「幸せな人生」ってなに?『ちょっと今から仕事やめてくる』の作者が送る人間応援賛歌

文芸・カルチャー

2016/5/6

この世に悩みのない人間はいない。仕事や対人関係の悩みはもちろん、自宅と職場を往復するだけの毎日に「なんてつまらない人生だろう」と、漠然とした焦燥感を抱いている人も多いのではないだろうか。このまま歳を重ねてゆき、いつかあの世に旅立つときに、果たして自分は「悔いがない人生だった」と言い切れるのか、と。

そういった様々な悩みに対して、ひとつの答えを示してくれる作品が、今回ご紹介する『ヒーローズ(株)!!!』(KADOKAWA/メディアワークス文庫)だ。著者は、前作『ちょっと今から仕事やめてくる』で、ブラック企業に勤める主人公の悲喜こもごもを描き、多くのサラリーマンから共感を呼んだ北川恵海氏。そんな「人生応援ストーリーの伝道者」ともいえる北川氏が、本作では「どんな人生が一番幸せなのか?」をテーマに、誰もが抱きがちな悩みに対して前向きな回答を示してゆく。
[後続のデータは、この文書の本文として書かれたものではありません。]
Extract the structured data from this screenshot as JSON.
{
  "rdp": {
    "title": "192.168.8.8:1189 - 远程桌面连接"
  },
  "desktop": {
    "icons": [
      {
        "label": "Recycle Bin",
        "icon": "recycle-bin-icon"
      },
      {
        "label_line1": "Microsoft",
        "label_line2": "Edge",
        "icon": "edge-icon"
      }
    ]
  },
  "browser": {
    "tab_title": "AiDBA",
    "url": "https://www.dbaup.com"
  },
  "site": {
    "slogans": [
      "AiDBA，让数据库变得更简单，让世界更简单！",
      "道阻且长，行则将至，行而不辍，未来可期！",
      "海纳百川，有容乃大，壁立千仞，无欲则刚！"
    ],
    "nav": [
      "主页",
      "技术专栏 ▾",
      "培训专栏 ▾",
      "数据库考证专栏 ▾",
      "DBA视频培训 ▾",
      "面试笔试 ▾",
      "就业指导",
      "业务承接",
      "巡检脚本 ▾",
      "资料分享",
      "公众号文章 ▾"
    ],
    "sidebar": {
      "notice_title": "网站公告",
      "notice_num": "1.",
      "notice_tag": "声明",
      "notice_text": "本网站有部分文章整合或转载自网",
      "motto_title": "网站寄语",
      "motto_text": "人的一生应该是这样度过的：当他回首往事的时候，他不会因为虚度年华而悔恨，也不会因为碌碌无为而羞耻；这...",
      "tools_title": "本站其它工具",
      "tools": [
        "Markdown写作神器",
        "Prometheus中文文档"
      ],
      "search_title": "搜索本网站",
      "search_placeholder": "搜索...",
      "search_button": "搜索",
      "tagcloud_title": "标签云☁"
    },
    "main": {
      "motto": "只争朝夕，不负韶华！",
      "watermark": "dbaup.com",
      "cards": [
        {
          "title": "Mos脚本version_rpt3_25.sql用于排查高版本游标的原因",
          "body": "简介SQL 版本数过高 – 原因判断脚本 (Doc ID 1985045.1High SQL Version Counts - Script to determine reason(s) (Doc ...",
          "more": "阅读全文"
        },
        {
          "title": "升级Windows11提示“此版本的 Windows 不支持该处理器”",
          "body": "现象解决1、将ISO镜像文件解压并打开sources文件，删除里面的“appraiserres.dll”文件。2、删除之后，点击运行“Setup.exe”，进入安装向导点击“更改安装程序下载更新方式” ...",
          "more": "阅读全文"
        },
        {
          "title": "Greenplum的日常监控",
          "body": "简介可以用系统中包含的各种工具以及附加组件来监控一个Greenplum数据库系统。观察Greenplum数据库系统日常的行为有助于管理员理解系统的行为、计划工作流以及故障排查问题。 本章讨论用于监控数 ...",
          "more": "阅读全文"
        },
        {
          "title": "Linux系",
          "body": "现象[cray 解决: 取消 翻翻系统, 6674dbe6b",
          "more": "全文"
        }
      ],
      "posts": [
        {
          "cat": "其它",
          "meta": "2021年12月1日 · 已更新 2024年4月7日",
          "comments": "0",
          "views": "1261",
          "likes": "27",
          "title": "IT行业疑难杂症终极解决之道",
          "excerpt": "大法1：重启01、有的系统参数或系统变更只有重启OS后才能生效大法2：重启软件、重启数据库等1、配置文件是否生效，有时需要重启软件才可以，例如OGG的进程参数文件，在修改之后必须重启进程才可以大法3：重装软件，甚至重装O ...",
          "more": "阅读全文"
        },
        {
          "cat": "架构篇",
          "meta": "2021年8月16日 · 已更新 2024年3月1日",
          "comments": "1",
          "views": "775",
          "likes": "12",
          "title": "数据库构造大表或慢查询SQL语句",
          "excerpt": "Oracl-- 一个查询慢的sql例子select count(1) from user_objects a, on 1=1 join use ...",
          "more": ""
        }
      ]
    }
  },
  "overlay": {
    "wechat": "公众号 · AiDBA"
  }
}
主人公は、コンビニのアルバイト店員・田中修司(26)。あるとき、同僚の大学生から「知り合いがやってる割のいい仕事」の手伝いを頼まれ、そこから平凡な毎日が一変する。「君もヒーローになれる!」という胡散臭いキャッチコピーに戸惑いを感じつつも、つい先日にシフトを変わってもらった負い目から、「一週間だけ」という条件つきで渋々引き受けることに。向かった先のうす汚い雑居ビルでは、ちょっと言動のおかしい社長や、その場に似合わない初老のジェントルマンが待ち構えており、さらに不安を募らせてゆく田中。肝心の業務内容も知らされないまま、最初の仕事として超高級ホテルの一室に連れて行かれるが、そこで思いもよらぬ人物と遭遇して……!?

本書の大きな魅力のひとつには、「バラエティに富んだキャラクター」が挙げられる。スランプになると発狂ゴッコをしてストレスを発散する人気漫画家や、「清楚系」で知られているのに素顔はワガママで高飛車な売れっ子女優など、クライアントも曲者ぞろい。特に、会社の先輩のチャラ男・ミヤビの底抜けに軽いテンション&トークには、翻弄される田中も含めて、誰もが吹きだしてしまうに違いない。

しかし、ここで注目しておきたい点がひとつある。実は、そんなひょうきんなキャラクターたちが、それぞれデリケートな悩みを持っているということだ。「自分には何の才能もない」「自分の替わりなんていくらでもいる」というアイデンティティの喪失から、「過去に友人を傷つけてしまった」という激しい自責の念、「生きるのが辛い」といった漠然とした焦燥感まで、誰もが身に覚えがあるような悩みを、本書のキャラクターたちも抱いているのだ。

だからこそ、本書は読み進めていくと、キャラクターたちがそれぞれの悩みを克服したり、自分なりの答えを見つけたときには、まるで我がことのように嬉しくなってしまう。そして、知らず知らずのうちに、自分自身が抱いていた心の重荷が「フッ」と軽くなっていることにも気づかされるだろう。本作は悩みの多い人はもちろん、他人との繋がりを諦め、生きる自信を失っている人にこそ、ぜひとも読んでいただきたい一冊だ。